Karykaturzysta dziennika "L'Équipe" przedstawił środowy ćwierćfinał jako starcie Federera ze stojącym po drugiej stronie siatki ziejącym lawą wulkanem. Taki ma być Monfils, który stracił turniejowe przygotowanie startowe z powodu kontuzji, po której zdaje się nie być już śladu.

Czarnoskóry numer 10 rankingu ATP jest piątym Francuzem w erze Open, który zdołał przebić się do najlepszej ósemki swojego narodowego turnieju. Na początku lat 70-tych udało się to Patrickowi Proisy, potem Yannickowi Noah, jedynemu (1983) do tej pory francuskiego zwycięzcy, następnie Henriemu Leconte i w końcu Sebastianowi Grosjean. Jak się rzekło, Monfils gra o swój drugi z rzędu półfinał.
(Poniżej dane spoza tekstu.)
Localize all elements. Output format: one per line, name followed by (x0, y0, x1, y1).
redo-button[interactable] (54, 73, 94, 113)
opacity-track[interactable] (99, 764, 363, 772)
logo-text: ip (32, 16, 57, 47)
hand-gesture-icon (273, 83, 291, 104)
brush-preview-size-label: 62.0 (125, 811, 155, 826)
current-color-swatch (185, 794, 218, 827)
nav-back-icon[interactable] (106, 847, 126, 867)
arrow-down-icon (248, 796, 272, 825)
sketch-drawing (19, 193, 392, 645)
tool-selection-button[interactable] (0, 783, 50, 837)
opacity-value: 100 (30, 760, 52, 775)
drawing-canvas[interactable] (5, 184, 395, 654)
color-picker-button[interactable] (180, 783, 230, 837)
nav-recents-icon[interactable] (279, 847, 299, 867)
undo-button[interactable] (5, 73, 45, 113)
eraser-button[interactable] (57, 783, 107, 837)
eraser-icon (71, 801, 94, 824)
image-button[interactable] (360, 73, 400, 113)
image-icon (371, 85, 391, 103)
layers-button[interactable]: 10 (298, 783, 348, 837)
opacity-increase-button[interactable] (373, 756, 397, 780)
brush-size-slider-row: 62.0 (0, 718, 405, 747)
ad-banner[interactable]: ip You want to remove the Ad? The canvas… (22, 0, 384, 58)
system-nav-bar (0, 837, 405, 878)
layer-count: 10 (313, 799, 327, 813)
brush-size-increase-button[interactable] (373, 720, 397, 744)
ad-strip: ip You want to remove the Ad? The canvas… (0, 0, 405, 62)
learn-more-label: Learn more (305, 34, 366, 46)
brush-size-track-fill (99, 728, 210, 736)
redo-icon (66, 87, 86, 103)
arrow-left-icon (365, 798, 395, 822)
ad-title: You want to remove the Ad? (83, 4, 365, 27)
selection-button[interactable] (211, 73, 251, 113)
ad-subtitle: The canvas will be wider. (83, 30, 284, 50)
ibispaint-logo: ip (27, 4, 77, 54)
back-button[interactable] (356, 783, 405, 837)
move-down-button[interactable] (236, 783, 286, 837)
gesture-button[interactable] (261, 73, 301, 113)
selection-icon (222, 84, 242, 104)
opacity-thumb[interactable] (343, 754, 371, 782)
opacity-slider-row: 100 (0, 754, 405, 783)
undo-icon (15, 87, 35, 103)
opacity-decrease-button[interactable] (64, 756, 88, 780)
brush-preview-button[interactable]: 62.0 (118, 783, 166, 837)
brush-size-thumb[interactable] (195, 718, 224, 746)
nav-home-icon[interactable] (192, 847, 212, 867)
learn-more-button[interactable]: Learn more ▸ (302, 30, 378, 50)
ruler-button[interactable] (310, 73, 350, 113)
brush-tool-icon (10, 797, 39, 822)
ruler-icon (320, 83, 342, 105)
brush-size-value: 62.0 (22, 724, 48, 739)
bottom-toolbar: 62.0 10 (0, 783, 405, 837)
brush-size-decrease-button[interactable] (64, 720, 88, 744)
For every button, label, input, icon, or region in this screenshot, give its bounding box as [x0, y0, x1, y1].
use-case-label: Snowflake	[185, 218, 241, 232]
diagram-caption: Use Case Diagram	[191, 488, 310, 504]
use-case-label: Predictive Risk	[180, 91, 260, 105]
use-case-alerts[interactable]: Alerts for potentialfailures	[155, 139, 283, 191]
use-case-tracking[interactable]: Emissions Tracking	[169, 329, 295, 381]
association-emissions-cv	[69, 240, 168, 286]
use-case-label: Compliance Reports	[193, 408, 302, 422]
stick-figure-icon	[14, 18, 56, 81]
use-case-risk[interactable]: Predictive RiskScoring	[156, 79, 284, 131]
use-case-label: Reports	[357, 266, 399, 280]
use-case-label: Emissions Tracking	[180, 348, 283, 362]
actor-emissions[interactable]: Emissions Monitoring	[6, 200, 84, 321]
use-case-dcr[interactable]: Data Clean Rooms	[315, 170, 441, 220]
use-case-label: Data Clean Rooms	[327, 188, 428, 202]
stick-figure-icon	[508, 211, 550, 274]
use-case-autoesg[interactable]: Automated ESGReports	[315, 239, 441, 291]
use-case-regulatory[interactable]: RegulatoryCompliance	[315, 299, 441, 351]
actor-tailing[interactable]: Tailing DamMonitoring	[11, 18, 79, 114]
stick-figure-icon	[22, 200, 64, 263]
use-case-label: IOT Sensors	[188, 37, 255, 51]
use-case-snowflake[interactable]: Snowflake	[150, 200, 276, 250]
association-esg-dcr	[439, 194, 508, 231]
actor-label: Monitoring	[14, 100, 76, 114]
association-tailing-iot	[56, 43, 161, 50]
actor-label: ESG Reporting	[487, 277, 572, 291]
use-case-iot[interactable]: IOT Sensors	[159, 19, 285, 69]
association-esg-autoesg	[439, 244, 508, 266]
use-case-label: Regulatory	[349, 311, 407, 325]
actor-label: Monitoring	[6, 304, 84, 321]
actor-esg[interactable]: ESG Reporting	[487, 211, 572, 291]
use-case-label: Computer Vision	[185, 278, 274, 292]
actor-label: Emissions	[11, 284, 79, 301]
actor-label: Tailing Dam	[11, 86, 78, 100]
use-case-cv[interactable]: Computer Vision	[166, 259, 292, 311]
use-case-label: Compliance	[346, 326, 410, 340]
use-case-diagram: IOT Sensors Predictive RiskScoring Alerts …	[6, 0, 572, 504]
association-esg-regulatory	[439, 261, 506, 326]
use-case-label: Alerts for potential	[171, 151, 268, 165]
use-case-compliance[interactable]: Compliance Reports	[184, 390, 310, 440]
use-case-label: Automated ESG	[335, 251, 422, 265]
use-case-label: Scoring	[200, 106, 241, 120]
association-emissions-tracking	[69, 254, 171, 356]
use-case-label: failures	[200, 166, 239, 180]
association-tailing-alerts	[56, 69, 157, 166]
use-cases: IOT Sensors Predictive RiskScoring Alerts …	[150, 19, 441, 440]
Wspomnień ze starć z Federerem dobrych jednak 22-letni rodowity paryżanin nie ma. Przegrał wszystkie cztery starcia. Trzeba jednak pamiętać o tym, że dokonania w ostatnich latach Nadala nieco przesłoniły obraz Szwajcara jako równie znamienitego jak na innych nawierzchniach specjalisty od gry na mączce. Nie licząc notorycznych porażek z Hiszpanem, Fed wygrał w karierze 95 ze 102 meczów na kortach ziemnych.

Federer był wcale niedaleko od porażki już w 1/8 finału przeciw Tommy'emu Haasowi, ale zdołał tam wydobyć się z problemów i przetrwać do następnej fazy jako jedyny z czterech pierwszych zawodników listy rankingowej.
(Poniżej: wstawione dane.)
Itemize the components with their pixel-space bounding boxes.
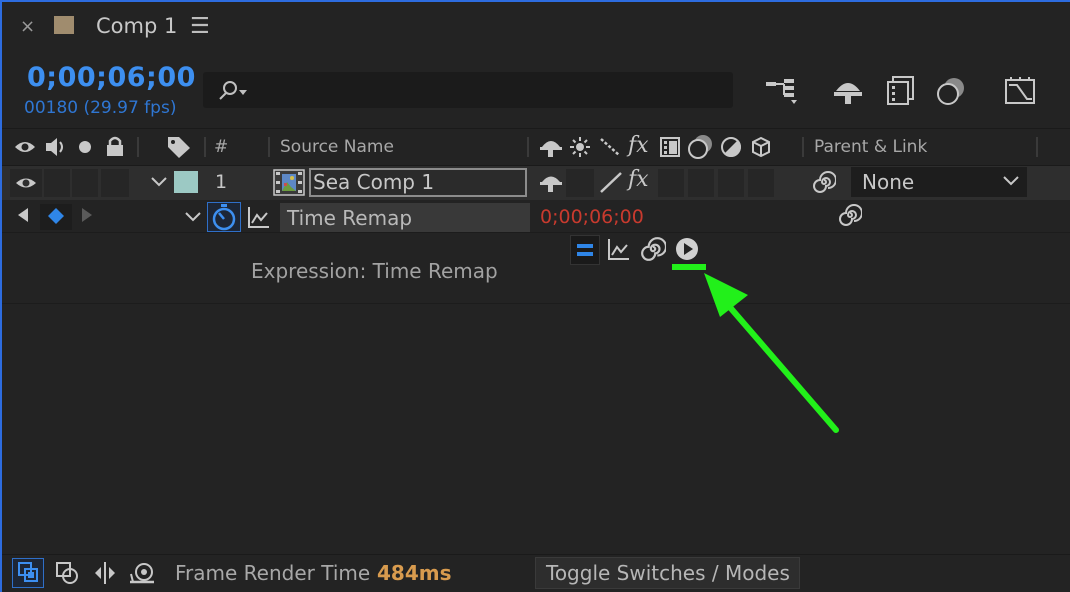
comp-flowchart-icon[interactable] bbox=[762, 74, 802, 108]
layer-label-swatch[interactable] bbox=[174, 171, 198, 193]
graph-editor-icon[interactable] bbox=[1000, 74, 1040, 108]
annotation-arrow bbox=[672, 264, 839, 433]
graph-editor-toggle-icon[interactable] bbox=[247, 205, 271, 229]
header-divider bbox=[802, 137, 804, 157]
frame-blending-icon[interactable] bbox=[881, 74, 921, 108]
frame-count-display: 00180 (29.97 fps) bbox=[24, 98, 177, 118]
in-out-stretch-icon[interactable] bbox=[92, 560, 118, 586]
prev-keyframe-icon[interactable] bbox=[16, 207, 30, 223]
layer-3d-switch[interactable] bbox=[748, 169, 774, 197]
property-pick-whip-icon[interactable] bbox=[838, 203, 862, 227]
parent-selected-value: None bbox=[862, 170, 915, 194]
parent-dropdown-chevron-icon[interactable] bbox=[1002, 175, 1020, 187]
collapse-sun-icon[interactable] bbox=[569, 136, 591, 158]
frame-render-time-value: 484ms bbox=[377, 561, 452, 585]
close-tab-icon[interactable]: × bbox=[20, 16, 35, 37]
motion-blur-switch-icon[interactable] bbox=[687, 134, 715, 160]
stopwatch-icon[interactable] bbox=[211, 203, 237, 231]
layer-eye-icon[interactable] bbox=[14, 174, 38, 192]
video-eye-icon[interactable] bbox=[13, 137, 37, 157]
precomp-footage-icon bbox=[273, 169, 305, 196]
next-keyframe-icon[interactable] bbox=[80, 207, 94, 223]
expression-row bbox=[2, 234, 1070, 304]
audio-speaker-icon[interactable] bbox=[44, 136, 68, 158]
tab-comp-title[interactable]: Comp 1 bbox=[96, 14, 177, 38]
frame-render-time-label: Frame Render Time bbox=[175, 561, 371, 585]
header-divider bbox=[137, 137, 139, 157]
motion-blur-icon[interactable] bbox=[931, 74, 971, 108]
layer-number: 1 bbox=[215, 171, 228, 193]
header-divider bbox=[527, 137, 529, 157]
quality-slash-icon[interactable] bbox=[598, 136, 622, 158]
parent-pick-whip-icon[interactable] bbox=[812, 170, 836, 194]
label-tag-icon[interactable] bbox=[166, 135, 192, 159]
comp-color-swatch bbox=[54, 16, 74, 34]
header-parent-link[interactable]: Parent & Link bbox=[814, 137, 927, 157]
header-divider bbox=[268, 137, 270, 157]
layer-quality-icon[interactable] bbox=[597, 170, 625, 196]
property-name[interactable]: Time Remap bbox=[287, 206, 412, 230]
property-value[interactable]: 0;00;06;00 bbox=[540, 206, 644, 228]
expand-layer-chevron-icon[interactable] bbox=[150, 176, 168, 188]
layer-name[interactable]: Sea Comp 1 bbox=[313, 170, 434, 194]
layer-adjustment-switch[interactable] bbox=[718, 169, 744, 197]
shy-layers-icon[interactable] bbox=[828, 74, 868, 108]
render-time-snail-icon[interactable] bbox=[128, 560, 158, 586]
layer-lock-switch[interactable] bbox=[101, 169, 129, 197]
3d-layer-cube-icon[interactable] bbox=[750, 136, 772, 158]
collapse-property-chevron-icon[interactable] bbox=[184, 211, 202, 223]
layer-frame-blend-switch[interactable] bbox=[658, 169, 684, 197]
shy-switch-icon[interactable] bbox=[538, 135, 564, 159]
header-source-name[interactable]: Source Name bbox=[280, 137, 394, 157]
header-divider bbox=[1036, 137, 1038, 157]
transfer-controls-icon[interactable] bbox=[55, 561, 81, 585]
enable-expression-equals-icon[interactable] bbox=[576, 241, 594, 259]
header-divider bbox=[204, 137, 206, 157]
frame-blend-switch-icon[interactable] bbox=[659, 136, 681, 158]
search-icon bbox=[219, 81, 247, 100]
property-row bbox=[2, 201, 1070, 233]
layer-switches-icon[interactable] bbox=[17, 561, 41, 585]
layer-motion-blur-switch[interactable] bbox=[688, 169, 714, 197]
layer-effects-fx-icon[interactable]: fx bbox=[628, 167, 649, 192]
expression-label: Expression: Time Remap bbox=[251, 259, 498, 283]
toggle-switches-modes-label[interactable]: Toggle Switches / Modes bbox=[546, 561, 790, 585]
current-time-display[interactable]: 0;00;06;00 bbox=[27, 62, 196, 93]
panel-menu-icon[interactable]: ☰ bbox=[190, 14, 210, 39]
expression-graph-icon[interactable] bbox=[607, 237, 631, 261]
layer-shy-switch-icon[interactable] bbox=[538, 171, 564, 193]
layer-collapse-switch[interactable] bbox=[566, 169, 594, 197]
layer-audio-switch[interactable] bbox=[44, 169, 70, 197]
search-input[interactable] bbox=[203, 72, 733, 108]
keyframe-diamond-icon[interactable] bbox=[46, 206, 66, 226]
solo-dot-icon[interactable] bbox=[77, 139, 93, 155]
effects-fx-icon[interactable]: fx bbox=[628, 133, 649, 158]
header-layer-number[interactable]: # bbox=[214, 137, 228, 157]
lock-icon[interactable] bbox=[105, 135, 125, 157]
adjustment-layer-icon[interactable] bbox=[720, 136, 742, 158]
layer-solo-switch[interactable] bbox=[72, 169, 98, 197]
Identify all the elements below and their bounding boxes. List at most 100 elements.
Znacznie bardziej przekonuje od początku Roland Garros Monfils, którego jedynym tytułem w karierze pozostaje ten wywalczony w 2005 roku w Sopocie. W tym roku na paryskiej mączce z czterech spotkań tylko raz przebywał na korcie ponad dwie godziny: z przeciw Juergenowi Melzerowi w trzeciej rundzie.

Czarny koń

Na drugi plan schodzi w środę mecz Juana Del Potro (ATP 5) z Tommym Robredo (ATP 17), dwóch ludzi wychowanych na korcie ziemnym, którzy przeżywają najlepsze bodaj okresy w swojej przygodzie ze sportem.
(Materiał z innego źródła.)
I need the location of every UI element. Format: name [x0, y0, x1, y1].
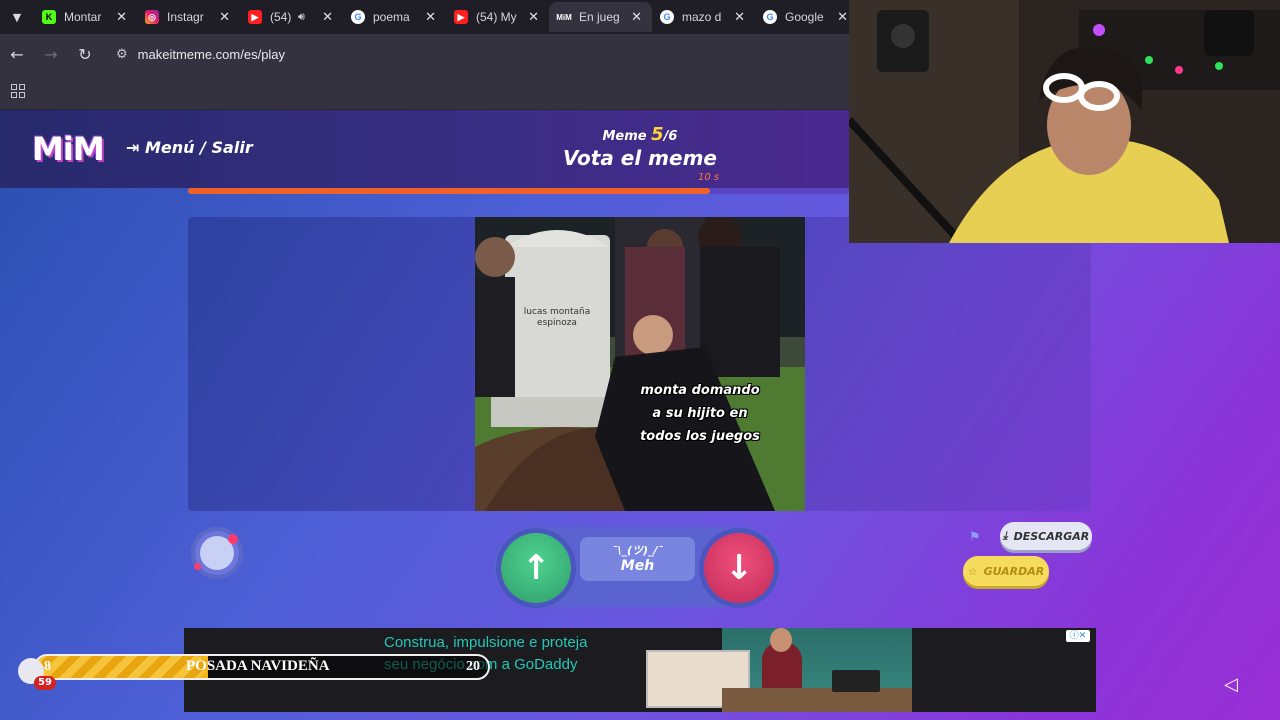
ad-person-head [770, 628, 792, 652]
tab-1[interactable]: ◎ Instagr ✕ [137, 2, 240, 32]
meh-kaomoji: ¯\_(ツ)_/¯ [611, 544, 664, 557]
goal-title: POSADA NAVIDEÑA [186, 658, 330, 674]
adchoices-icon[interactable]: ⓘ✕ [1066, 630, 1090, 642]
speaker-tab-icon[interactable]: 🔊︎ [298, 11, 305, 24]
heart-icon [228, 534, 238, 544]
tab-title: Montar [64, 10, 102, 24]
url-text: makeitmeme.com/es/play [137, 46, 286, 62]
webcam-video [849, 0, 1280, 243]
arrow-up-icon: ↑ [521, 548, 551, 588]
tab-title: mazo d [682, 10, 722, 24]
close-icon[interactable]: ✕ [322, 9, 333, 25]
timer-progress-bar [188, 188, 850, 194]
kick-icon: K [42, 10, 56, 24]
goal-progress-fill [36, 656, 206, 678]
goal-target: 20 [466, 659, 480, 674]
close-icon[interactable]: ✕ [219, 9, 230, 25]
meme-current: 5 [651, 124, 664, 145]
meme-caption: monta domando a su hijito en todos los j… [640, 383, 760, 444]
tab-4[interactable]: ▶ (54) My ✕ [446, 2, 549, 32]
address-bar-row: ← → ↻ ⚙ makeitmeme.com/es/play [0, 34, 850, 74]
youtube-icon: ▶ [248, 10, 262, 24]
upvote-button[interactable]: ↑ [501, 533, 571, 603]
meh-button[interactable]: ¯\_(ツ)_/¯ Meh [580, 537, 695, 581]
tab-title: Instagr [167, 10, 204, 24]
tab-title: (54) [270, 10, 292, 24]
tab-5-active[interactable]: MiM En jueg ✕ [549, 2, 652, 32]
tab-7[interactable]: G Google ✕ [755, 2, 858, 32]
ad-photo [646, 628, 912, 712]
close-icon[interactable]: ✕ [528, 9, 539, 25]
report-flag-icon[interactable]: ⚑ [969, 530, 981, 545]
mim-logo[interactable]: MiM [32, 130, 105, 168]
apps-grid-icon[interactable] [11, 84, 25, 98]
meme-image: lucas montaña espinoza monta domando a s… [475, 217, 805, 511]
download-label: DESCARGAR [1013, 529, 1090, 543]
meh-label: Meh [620, 558, 655, 574]
smiley-face-icon [194, 534, 238, 570]
menu-exit-label: Menú / Salir [144, 138, 253, 157]
close-icon[interactable]: ✕ [425, 9, 436, 25]
grave-inscription: lucas montaña espinoza [523, 307, 591, 328]
tab-title: poema [373, 10, 410, 24]
google-icon: G [351, 10, 365, 24]
meme-total: /6 [663, 129, 678, 144]
forward-arrow-icon[interactable]: → [34, 45, 68, 64]
tab-0[interactable]: K Montar ✕ [34, 2, 137, 32]
tab-title: En jueg [579, 10, 620, 24]
meme-counter: Meme 5/6 [580, 124, 700, 145]
page-title: Vota el meme [563, 146, 717, 170]
close-icon[interactable]: ✕ [631, 9, 642, 25]
back-arrow-icon[interactable]: ← [0, 45, 34, 64]
mim-icon: MiM [556, 12, 572, 22]
exit-icon: ⇥ [126, 138, 145, 157]
tab-6[interactable]: G mazo d ✕ [652, 2, 755, 32]
game-header: MiM ⇥ Menú / Salir Meme 5/6 Vota el meme… [0, 110, 850, 188]
ad-desk [722, 688, 912, 712]
close-icon[interactable]: ✕ [837, 9, 848, 25]
timer-text: 10 s [698, 172, 720, 183]
download-icon: ⤓ [1002, 529, 1008, 542]
ad-laptop [832, 670, 880, 692]
instagram-icon: ◎ [145, 10, 159, 24]
menu-exit-button[interactable]: ⇥ Menú / Salir [126, 138, 253, 157]
heart-icon [194, 563, 201, 570]
overlay-badge: 59 [18, 658, 58, 698]
reload-icon[interactable]: ↻ [68, 45, 102, 64]
tab-title: Google [785, 10, 824, 24]
bookmarks-bar [0, 74, 850, 110]
meme-label: Meme [602, 129, 647, 144]
close-icon[interactable]: ✕ [116, 9, 127, 25]
timer-progress-fill [188, 188, 710, 194]
meme-photo [475, 217, 805, 511]
star-icon: ☆ [967, 564, 978, 578]
tab-title: (54) My [476, 10, 517, 24]
google-icon: G [660, 10, 674, 24]
save-button[interactable]: ☆ GUARDAR [963, 556, 1049, 586]
arrow-down-icon: ↓ [724, 548, 754, 588]
stream-goal-bar: 8 POSADA NAVIDEÑA 20 [34, 654, 490, 680]
ad-line-1: Construa, impulsione e proteja [384, 634, 588, 651]
webcam-overlay [849, 0, 1280, 243]
close-icon[interactable]: ✕ [734, 9, 745, 25]
tab-search-chevron-icon[interactable]: ▼ [0, 0, 34, 34]
youtube-icon: ▶ [454, 10, 468, 24]
download-button[interactable]: ⤓ DESCARGAR [1000, 522, 1092, 550]
downvote-button[interactable]: ↓ [704, 533, 774, 603]
badge-count: 59 [34, 676, 56, 690]
mute-speaker-icon[interactable]: ◁ [1224, 674, 1238, 695]
google-icon: G [763, 10, 777, 24]
reaction-button[interactable] [191, 527, 243, 579]
tab-3[interactable]: G poema ✕ [343, 2, 446, 32]
save-label: GUARDAR [983, 564, 1045, 578]
url-field[interactable]: ⚙ makeitmeme.com/es/play [108, 39, 828, 69]
tab-2[interactable]: ▶ (54) 🔊︎ ✕ [240, 2, 343, 32]
site-settings-icon[interactable]: ⚙ [116, 46, 128, 62]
Katalończyk Robredo z dziewięciu zwycięstw turniejowych w karierze, osiem (w tym dwa w Sopocie i dwa w tym sezonie) odniósł na mączce. Argentyńczyk z Tandil dał się poznać również jako specjalista od gry na twardej nawierzchni, a gdy jego kadra grała w Pucharze Davisa z Holandią potrafił nawet zrezygnować z występu, który miał mieć miejsce na korcie ceglanym.

Dla obu panów półfinał Roland Garros będzie najlepszym wynikiem wielkoszlemowym. Gdy spotkali się przed dwoma laty na twardym korcie w Madrycie, lepszy był Del Potro. Teraz również lekka przewaga argumentów mówi o wygranej starszego o sześć lat Argentyńczyka.

Delpo, w ogóle najmłodszy uczestnik ćwierćfinałów, jedynego seta stracił w Paryżu w czwartej rundzie przeciw Jo-Wilfriedowi Tsondze. Robredo pierwszą partię oddał w rundzie trzeciej ziomkowi Del Potro, Máximo Gonzálezowi.

Roland Garros, Paryż

Wielki Szlem, pula nagród 7,32 mln euro

środa, 3 czerwca 2009

program, mężczyźni

ćwierćfinał gry pojedynczej, drugie spotkania od 14:

Philippe Chatrier: Gaël Monfils (Francja, 11) - Roger Federer (Szwajcaria, 2), bilans 0-4

Suzanne Lenglen: Juan del Potro (Argentyna, 5) - Tommy Robredo (Hiszpania, 10), bilans 1-0

Komentarze (0)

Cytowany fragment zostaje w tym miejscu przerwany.